What you have to declare in order to be covered and what is excluded
An all risks (multirisques) insurance policy will cover, not only your public liability, but your home, personal belongings, and those of your household.
The risks covered will include those of fire, explosion, theft and flooding, leaks, storms, snow, vandalism, broken glazing, natural disasters and acts of terrorism.
As with responsibilité civile the insurance policy will also cover your actions in daily life, but not those in a car, plane, or on a boat, for which specific insurance is required.
Some policies include insurance for sports participation, school trips, employment or business activity and holidays, but you need to ask.
1. Accidental Damage to Possessions
Most policies will not cover accidental damage (breakage) to your own possessions caused by you or a member of your household, although damage resulting from accidental fire or water leakage caused by you/your household will be covered.

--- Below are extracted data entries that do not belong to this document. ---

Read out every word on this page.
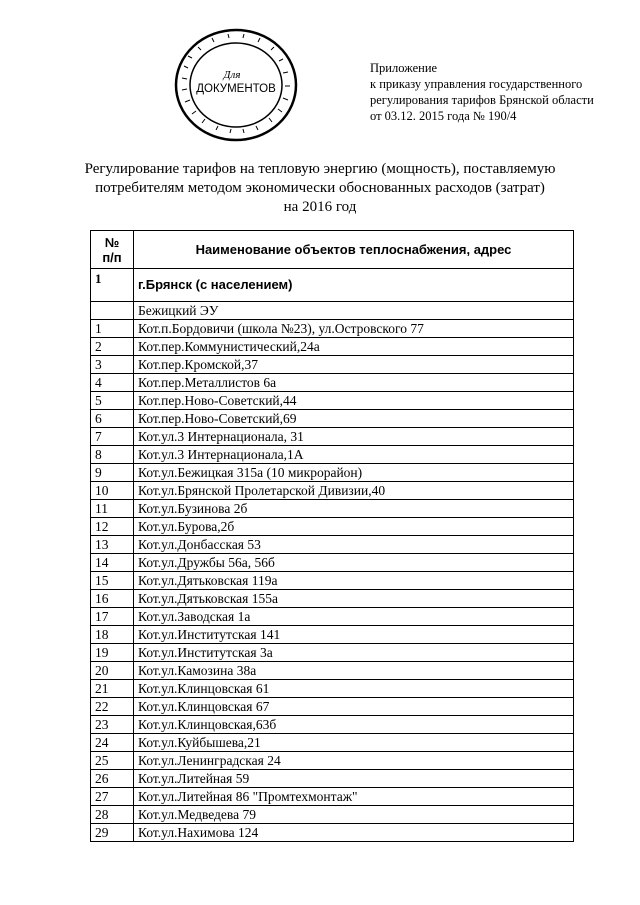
Для
ДОКУМЕНТОВ
Приложение
к приказу управления государственного
регулирования тарифов Брянской области
от 03.12. 2015 года № 190/4
Регулирование тарифов на тепловую энергию (мощность), поставляемую
потребителям методом экономически обоснованных расходов (затрат)
на 2016 год
№
п/п	Наименование объектов теплоснабжения, адрес
1	г.Брянск (с населением)
	Бежицкий ЭУ
1	Кот.п.Бордовичи (школа №23), ул.Островского 77
2	Кот.пер.Коммунистический,24а
3	Кот.пер.Кромской,37
4	Кот.пер.Металлистов 6а
5	Кот.пер.Ново-Советский,44
6	Кот.пер.Ново-Советский,69
7	Кот.ул.3 Интернационала, 31
8	Кот.ул.3 Интернационала,1А
9	Кот.ул.Бежицкая 315а (10 микрорайон)
10	Кот.ул.Брянской Пролетарской Дивизии,40
11	Кот.ул.Бузинова 2б
12	Кот.ул.Бурова,2б
13	Кот.ул.Донбасская 53
14	Кот.ул.Дружбы 56а, 56б
15	Кот.ул.Дятьковская 119а
16	Кот.ул.Дятьковская 155а
17	Кот.ул.Заводская 1а
18	Кот.ул.Институтская 141
19	Кот.ул.Институтская 3а
20	Кот.ул.Камозина 38а
21	Кот.ул.Клинцовская 61
22	Кот.ул.Клинцовская 67
23	Кот.ул.Клинцовская,63б
24	Кот.ул.Куйбышева,21
25	Кот.ул.Ленинградская 24
26	Кот.ул.Литейная 59
27	Кот.ул.Литейная 86 "Промтехмонтаж"
28	Кот.ул.Медведева 79
29	Кот.ул.Нахимова 124
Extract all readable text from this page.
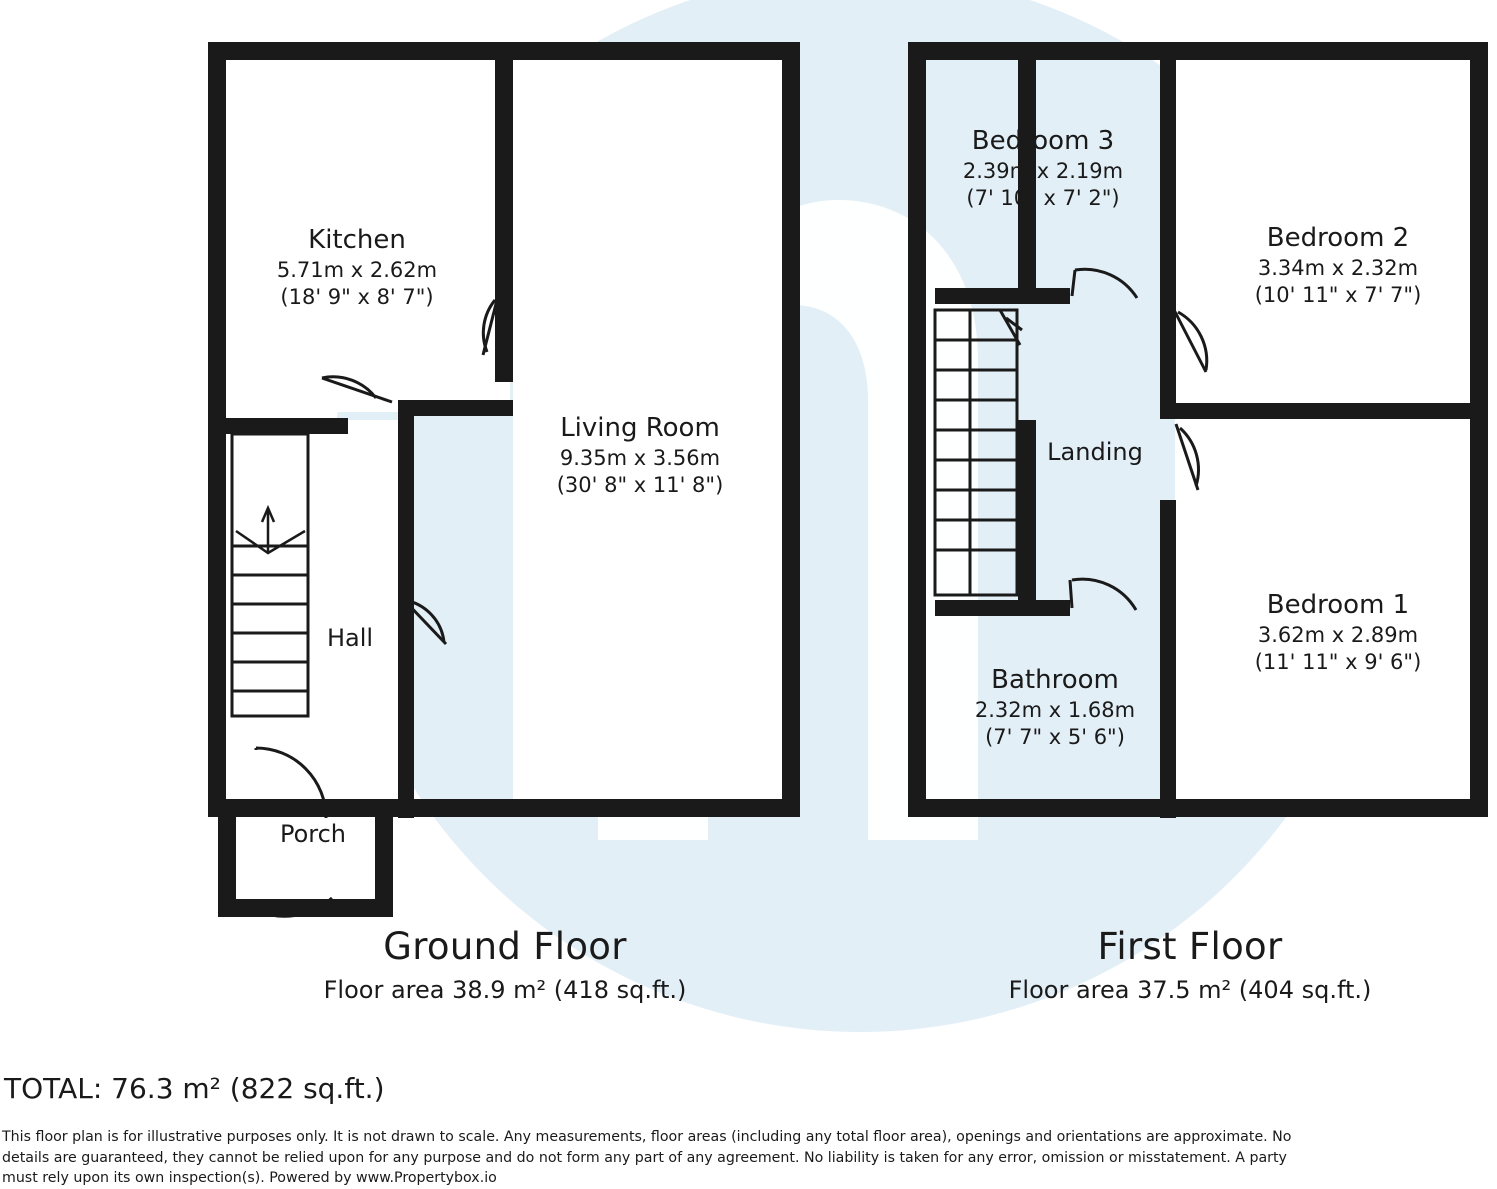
Kitchen
5.71m x 2.62m
(18' 9" x 8' 7")
Living Room
9.35m x 3.56m
(30' 8" x 11' 8")
Hall
Porch
Bedroom 3
2.39m x 2.19m
(7' 10" x 7' 2")
Bedroom 2
3.34m x 2.32m
(10' 11" x 7' 7")
Bedroom 1
3.62m x 2.89m
(11' 11" x 9' 6")
Landing
Bathroom
2.32m x 1.68m
(7' 7" x 5' 6")
Ground Floor
Floor area 38.9 m² (418 sq.ft.)
First Floor
Floor area 37.5 m² (404 sq.ft.)
TOTAL: 76.3 m² (822 sq.ft.)
This floor plan is for illustrative purposes only. It is not drawn to scale. Any measurements, floor areas (including any total floor area), openings and orientations are approximate. No details are guaranteed, they cannot be relied upon for any purpose and do not form any part of any agreement. No liability is taken for any error, omission or misstatement. A party must rely upon its own inspection(s). Powered by www.Propertybox.io
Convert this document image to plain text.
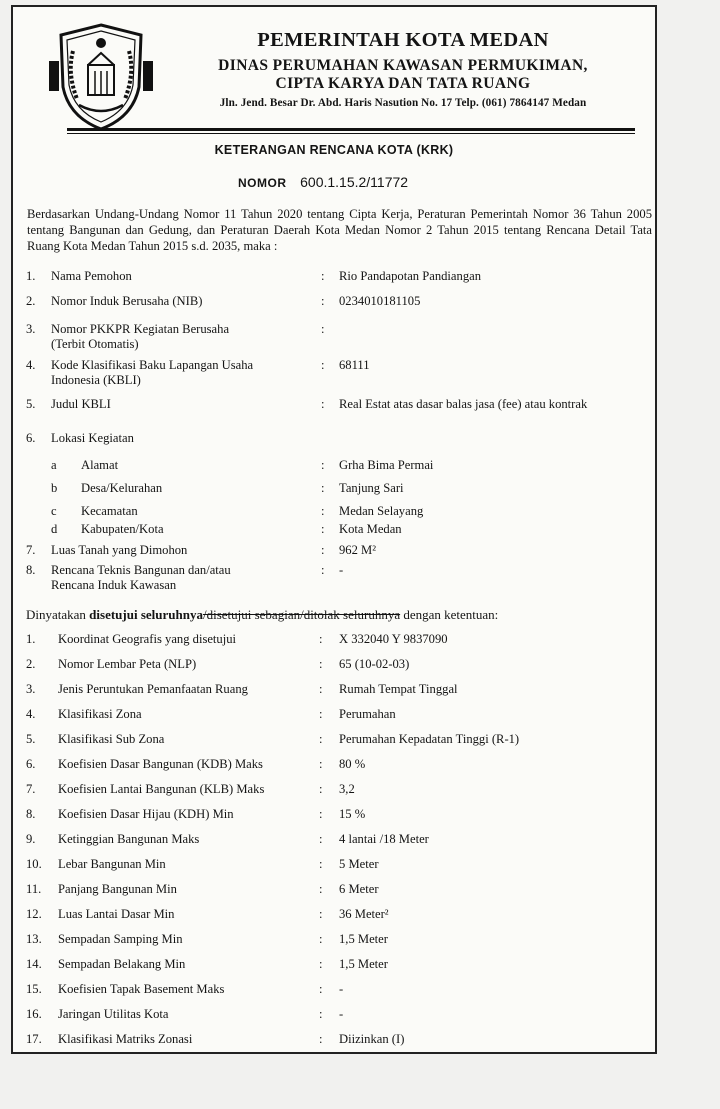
PEMERINTAH KOTA MEDAN
DINAS PERUMAHAN KAWASAN PERMUKIMAN,
CIPTA KARYA DAN TATA RUANG
Jln. Jend. Besar Dr. Abd. Haris Nasution No. 17 Telp. (061) 7864147 Medan
KETERANGAN RENCANA KOTA (KRK)
NOMOR 600.1.15.2/11772
Berdasarkan Undang-Undang Nomor 11 Tahun 2020 tentang Cipta Kerja, Peraturan Pemerintah Nomor 36 Tahun 2005 tentang Bangunan dan Gedung, dan Peraturan Daerah Kota Medan Nomor 2 Tahun 2015 tentang Rencana Detail Tata Ruang Kota Medan Tahun 2015 s.d. 2035, maka :
1.	Nama Pemohon	: Rio Pandapotan Pandiangan
2.	Nomor Induk Berusaha (NIB)	: 0234010181105
3.	Nomor PKKPR Kegiatan Berusaha (Terbit Otomatis)
:
4.	Kode Klasifikasi Baku Lapangan Usaha Indonesia (KBLI)
: 68111
5.	Judul KBLI	: Real Estat atas dasar balas jasa (fee) atau kontrak
6.	Lokasi Kegiatan
a Alamat	: Grha Bima Permai
b Desa/Kelurahan	: Tanjung Sari
c Kecamatan	: Medan Selayang
d Kabupaten/Kota	: Kota Medan
7.	Luas Tanah yang Dimohon	: 962 M²
8.	Rencana Teknis Bangunan dan/atau Rencana Induk Kawasan
: -
Dinyatakan disetujui seluruhnya/disetujui sebagian/ditolak seluruhnya dengan ketentuan:
1.	Koordinat Geografis yang disetujui	: X 332040 Y 9837090
2.	Nomor Lembar Peta (NLP)	: 65 (10-02-03)
3.	Jenis Peruntukan Pemanfaatan Ruang	: Rumah Tempat Tinggal
4.	Klasifikasi Zona	: Perumahan
5.	Klasifikasi Sub Zona	: Perumahan Kepadatan Tinggi (R-1)
6.	Koefisien Dasar Bangunan (KDB) Maks	: 80 %
7.	Koefisien Lantai Bangunan (KLB) Maks	: 3,2
8.	Koefisien Dasar Hijau (KDH) Min	: 15 %
9.	Ketinggian Bangunan Maks	: 4 lantai /18 Meter
10.	Lebar Bangunan Min	: 5 Meter
11.	Panjang Bangunan Min	: 6 Meter
12.	Luas Lantai Dasar Min	: 36 Meter²
13.	Sempadan Samping Min	: 1,5 Meter
14.	Sempadan Belakang Min	: 1,5 Meter
15.	Koefisien Tapak Basement Maks	: -
16.	Jaringan Utilitas Kota	: -
17.	Klasifikasi Matriks Zonasi	: Diizinkan (I)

If you want the policy to cover accidents to yourself or member of your household as a result of your own actions you need cover for ‘accidents de la vie’.
2. Empty Property
If the property is empty for part of the year then you need to make this clear to your insurer, as there may well be implications on the level of risk cover they are prepared to offer, particularly in relation to insurance against theft. There are likely to be specific requirements in relation to security of the property, which may also apply more generally in the policy in relation to claims resulting from burglary.
3. Other Buildings
If you have a number of different buildings on the property then you need to be clear about their inclusion (or not) in the contract. You will normally need to specify that you also require cover for sheds, barns and other buildings not annexed to the main property. If these buildings are not locked, then you may be unable to insure the contents. Similarly, there may be limits on the value of effects the insurer is prepared to cover in those buildings.
4. Business Use
If you have tools, equipment and other effects on the property that you use in your business, they may not be automatically covered by the household policy. You may need to take out separate professional insurance.
5. Holiday Lettings
If you let your house out for holiday periods you should ensure your policy covers temporary letting of the property.
6. Insurance Valuation
In the event of a claim household effects are normally guaranteed for their actual value at the time of the claim. In the absence of anything more precise insurers will take the original purchase price and make a percentage deduction for each year of ownership. Thus, a washing machine may be discounted by 10% for each year you have owned it.
Some policies offer new for old (valeur à neuf), thereby enabling you to buy a replacement item from the proceeds of the insurance claim. However, do not assume that this would enable you to replace a 10-year-old television with the latest 40cm plasma!
In addition, if the insurer considers that the original purchase price of the item to be in excess of that normally paid in the market, a percentage reduction will be applied to the base figure.
Insurers may also apply an age limit on new for old items, so that, for instance, it may not apply to a refrigerator that is more than five years old.
In case of a burglary, you are always asked to provide proof of existence of the items stolen and also proof of their value. Without those documents, your indemnity will be highly reduced. This applies to your general contents but also to your valuables declared in the policy.
7. Legal Costs
Finally, many policies also offer cover for legal costs (protection juridique) involved in defending, or making a claim. This additional cover is normally available at little cost, but it is always an option that you need to take out.